West Texas A&M develops antiviral protection for doors

CANYON, — Biological warfare technology born at West Texas A&M University to protect soldiers from anthrax has been readapted and deployed across campus to protect door handles from viruses and bacteria.

Doors across West Texas A&M University soon will receive Copper Clean stickers over handles and push plates. The stickers — basically a highly engineered copper-alloy foil with an adhesive backing — are the newest product developed by Engineering Dean Emily Hunt and a group of ambitious graduate engineering students working to commercialize patents they have obtained for West Texas A&M University and The Texas A&M University System.

Along with standard infection control practices, these stickers will help alleviate the microbial burden on these high-touch surfaces across campus.

“The stickers are made with a copper-alloy that has been proven to kill 99.9 of percent harmful pathogens, like MSRA, Staph. auerus and E. coli within two hours,” Hunt said. Soon, they will be tested against other pathogens, including COVID-19.

See a video about Copper Clean adhesives here: http://www.youtube.com/user/tamusystem?sub_confirmation=1

“Sometimes a complex problem requires a common sense solution,” said John Sharp, chancellor of the Texas A&M System. “Dr. Hunt and her team deserve a lot of credit for doing their part to address the biggest problem facing the world today.”

Copper is one of the oldest known antimicrobials. Applying it to high-touch surfaces was a challenge Hunt and her materials science engineering students first took on in 2016.

“We recognized way back then that there are many surfaces in the world that our hands share with others,” Hunt said. “These areas, which we call ‘high-touch,’ are very susceptible to picking up, harboring and transferring microorganisms among people.”

Hunt, a Canyon native, began her research into antimicrobial materials in 2009 when she was awarded a grant from the U.S. Department of Defense and the National Science Foundation to pursue her ideas to protect soldiers and civilians from biological weapons of mass destruction.

The Department of Defense adopted Hunt’s ideas for use in military gas masks. Then she and her team worked to convert the military technology into commercial and consumer applications.

They formed Buffalo Technology Group, a Texas limited partnership whose stakeholders include West Texas A&M University, The Texas A&M University System and Frontier Capital Group, a private equity firm. Buffalo Technology Group has successfully patented and sold several products already, including MIC-Guard, a ceramic-metallic powder used in various coatings, linings and molded products in several industrial applications to inhibit iron-eating microorganisms and biofouling.

Copper Clean stickers are made at an EPA-approved, American manufacturer, Hunt said. The first batch arrive just this week.

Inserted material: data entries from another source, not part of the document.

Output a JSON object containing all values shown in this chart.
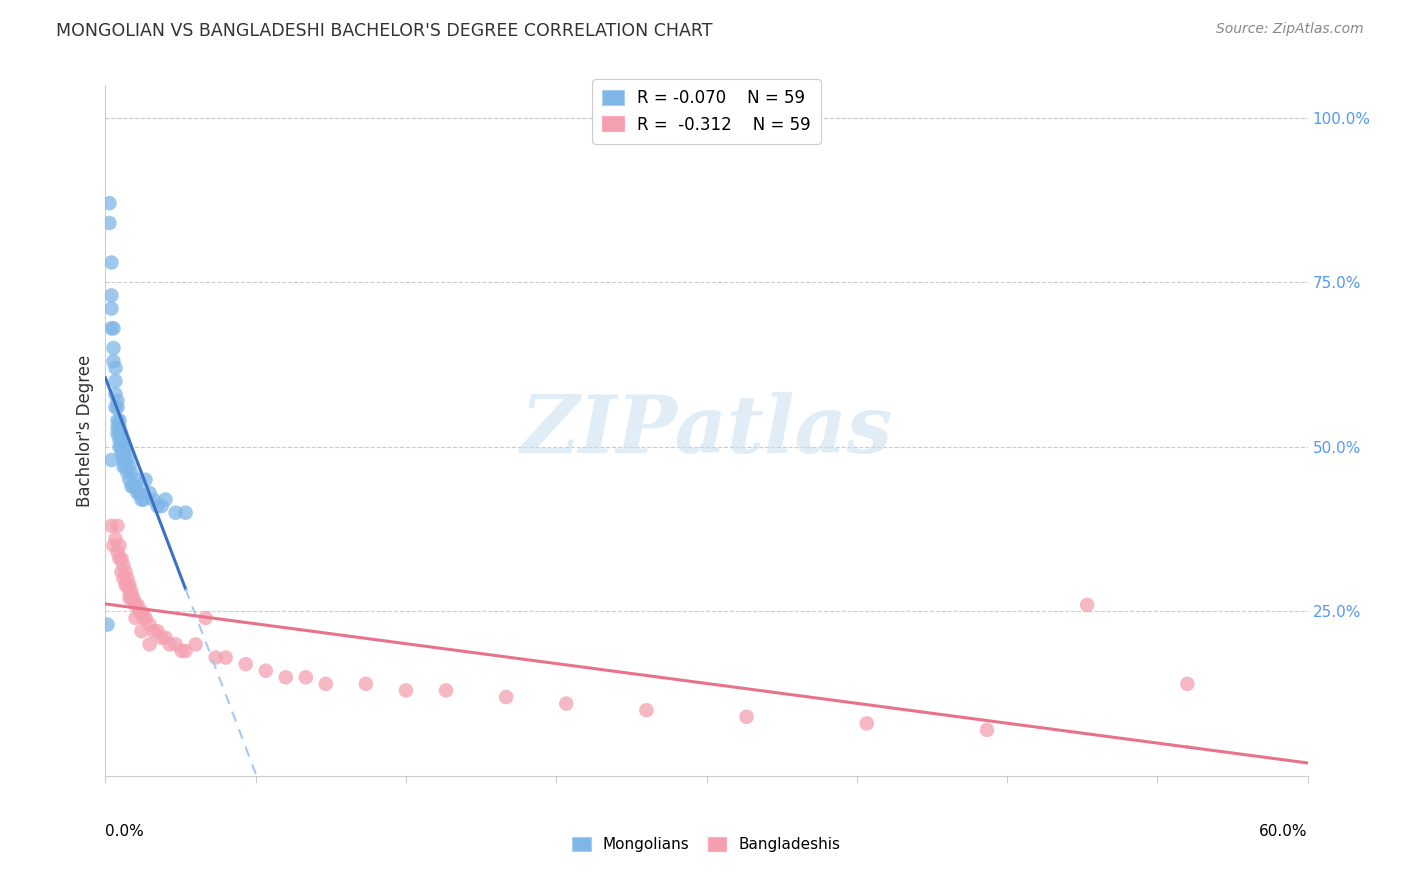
{
  "title": "MONGOLIAN VS BANGLADESHI BACHELOR'S DEGREE CORRELATION CHART",
  "source": "Source: ZipAtlas.com",
  "ylabel": "Bachelor's Degree",
  "right_ytick_labels": [
    "100.0%",
    "75.0%",
    "50.0%",
    "25.0%"
  ],
  "right_ytick_vals": [
    1.0,
    0.75,
    0.5,
    0.25
  ],
  "r_mongolian": -0.07,
  "n_mongolian": 59,
  "r_bangladeshi": -0.312,
  "n_bangladeshi": 59,
  "mongolian_color": "#7EB6E8",
  "bangladeshi_color": "#F4A0B0",
  "trend_mongolian_color": "#3A72C4",
  "trend_bangladeshi_color": "#E8728A",
  "trend_mongolian_ext_color": "#A8C8EE",
  "watermark_text": "ZIPatlas",
  "mongolian_x": [
    0.001,
    0.002,
    0.002,
    0.003,
    0.003,
    0.003,
    0.003,
    0.004,
    0.004,
    0.004,
    0.005,
    0.005,
    0.005,
    0.005,
    0.006,
    0.006,
    0.006,
    0.006,
    0.006,
    0.007,
    0.007,
    0.007,
    0.007,
    0.007,
    0.008,
    0.008,
    0.008,
    0.008,
    0.009,
    0.009,
    0.009,
    0.009,
    0.009,
    0.01,
    0.01,
    0.01,
    0.01,
    0.011,
    0.011,
    0.012,
    0.012,
    0.013,
    0.013,
    0.014,
    0.015,
    0.016,
    0.016,
    0.017,
    0.018,
    0.019,
    0.02,
    0.022,
    0.024,
    0.026,
    0.028,
    0.03,
    0.035,
    0.04,
    0.003
  ],
  "mongolian_y": [
    0.23,
    0.87,
    0.84,
    0.78,
    0.73,
    0.71,
    0.68,
    0.68,
    0.65,
    0.63,
    0.62,
    0.6,
    0.58,
    0.56,
    0.57,
    0.56,
    0.54,
    0.53,
    0.52,
    0.54,
    0.53,
    0.52,
    0.51,
    0.5,
    0.52,
    0.51,
    0.5,
    0.49,
    0.51,
    0.5,
    0.49,
    0.48,
    0.47,
    0.5,
    0.49,
    0.48,
    0.47,
    0.48,
    0.46,
    0.47,
    0.45,
    0.46,
    0.44,
    0.44,
    0.44,
    0.45,
    0.43,
    0.43,
    0.42,
    0.42,
    0.45,
    0.43,
    0.42,
    0.41,
    0.41,
    0.42,
    0.4,
    0.4,
    0.48
  ],
  "bangladeshi_x": [
    0.003,
    0.004,
    0.005,
    0.006,
    0.006,
    0.007,
    0.007,
    0.008,
    0.008,
    0.009,
    0.009,
    0.01,
    0.011,
    0.011,
    0.012,
    0.012,
    0.013,
    0.013,
    0.014,
    0.015,
    0.016,
    0.017,
    0.018,
    0.019,
    0.02,
    0.022,
    0.024,
    0.026,
    0.028,
    0.03,
    0.032,
    0.035,
    0.038,
    0.04,
    0.045,
    0.05,
    0.055,
    0.06,
    0.07,
    0.08,
    0.09,
    0.1,
    0.11,
    0.13,
    0.15,
    0.17,
    0.2,
    0.23,
    0.27,
    0.32,
    0.38,
    0.44,
    0.49,
    0.54,
    0.01,
    0.012,
    0.015,
    0.018,
    0.022
  ],
  "bangladeshi_y": [
    0.38,
    0.35,
    0.36,
    0.34,
    0.38,
    0.33,
    0.35,
    0.33,
    0.31,
    0.32,
    0.3,
    0.31,
    0.29,
    0.3,
    0.29,
    0.28,
    0.28,
    0.27,
    0.27,
    0.26,
    0.26,
    0.25,
    0.25,
    0.24,
    0.24,
    0.23,
    0.22,
    0.22,
    0.21,
    0.21,
    0.2,
    0.2,
    0.19,
    0.19,
    0.2,
    0.24,
    0.18,
    0.18,
    0.17,
    0.16,
    0.15,
    0.15,
    0.14,
    0.14,
    0.13,
    0.13,
    0.12,
    0.11,
    0.1,
    0.09,
    0.08,
    0.07,
    0.26,
    0.14,
    0.29,
    0.27,
    0.24,
    0.22,
    0.2
  ],
  "xlim": [
    0.0,
    0.6
  ],
  "ylim": [
    0.0,
    1.05
  ],
  "background_color": "#FFFFFF",
  "grid_color": "#CCCCCC"
}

West Texas A&M University will be the first customer, but Hunt said Buffalo Technology Group is already talking to school districts across the state who are interested.

“At a time when the whole world is more cognizant than they have ever been about the prevalence and danger of harmful microorganisms, my hope for these patches is that they are implemented in areas were large quantities of healthy, sick and immunocompromised individuals share high-touch surfaces,” Hunt said.